I talked to the pediatrician who supported me cutting breast milk, so after that I felt free. Breastfeeding was not for me, but it is for many moms. I tried not to feel guilty and kept going. I remember when my husband had to go back to work was a little hard because he was the perfect mom. No, really!! He loved being with the baby; he was the expert giving him bath time while I would freak out thinking that the water was too hot or too cold. One day when he came back from work, he opened the door without even looking at me or saying hello and went upstairs to look for the baby. I felt so sad; I remember that feeling of loneliness and not being sure of what I was doing.
I realize all pregnancies and experiences are different. My baby weighted 8 pounds, so why was I the same weight after I gave birth weight? No clue, LOL! Personally, my bonding experience with my son was not coming. I worried about that. While I went to counseling for a while, I had to stop because my mom was going back to Peru, and I had to be with the baby. My husband enjoyed singing, reading and just staring at the baby. Those lullabies sounded sad for me, and my husband became the primary love-giver to my baby. I enjoyed just taking care of him, making sure all of his basic needs were met.
I remember my husband wanted to be very involved, so he specifically asked to be woken up at night. Well, that didn’t go as expected. No idea why he could not hear the cry, so I would get the baby and start yelling at my husband for help. He didn’t answer for a while until I finally will saw someone in the doorway.
“How can I help you?” he said very sleepily.
“Please go downstairs and bring me the formula.”
Oh my God, it took him forever. I didn’t know why it was so hard just to get it. After a few minutes my husband came back with a towel. Really?! A towel?!! Go figure, he was still sleeping. So new rules came to this house: do not help me at night!!!

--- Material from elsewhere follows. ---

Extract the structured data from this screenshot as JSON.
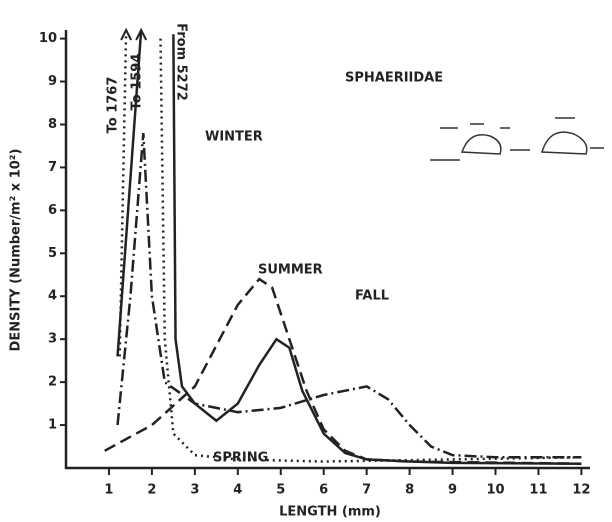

To be honest I never felt that bonding experience that I saw my friends had, that I saw my husband having, and that every book and TV show talk about it. I thought, “What is wrong with me?” I also knew I had to be my TrueSelf because if I faked it, it could have been even worse. I knew everything would be fine and that my baby chose me for a reason to be his mom. I was not the mom who would be in the house just having eyes for her baby; I wanted to be me. So I reached out for help, for friends and from there everything got better.
As my bonding experience never came during the early years, I wish someone would have told me it was okay. I shared my story with a few moms and to my surprise I was not alone. But people did not feel safe sharing what they really felt. If you are a new mom, you might be feeling exactly what the book and the movie and everybody is telling you to feel. Or you might be like me. Remember to be your TrueSelf. Do not be afraid; ask for help; many people will offer. You might as well take advantage. You need time to yourself too and don’t forget that you were a wife first.
Was it scary not to be the typical mom? A little. Do I regret it? Not at all. I let destiny work on us, and to be honest I wouldn’t want it different. The connection I have with my son now is infinite. It is godly, and I am sure it is because we took our time to know each other. We created foundations, we did not push each other, we were respectful and compassionate. We were our Trueself.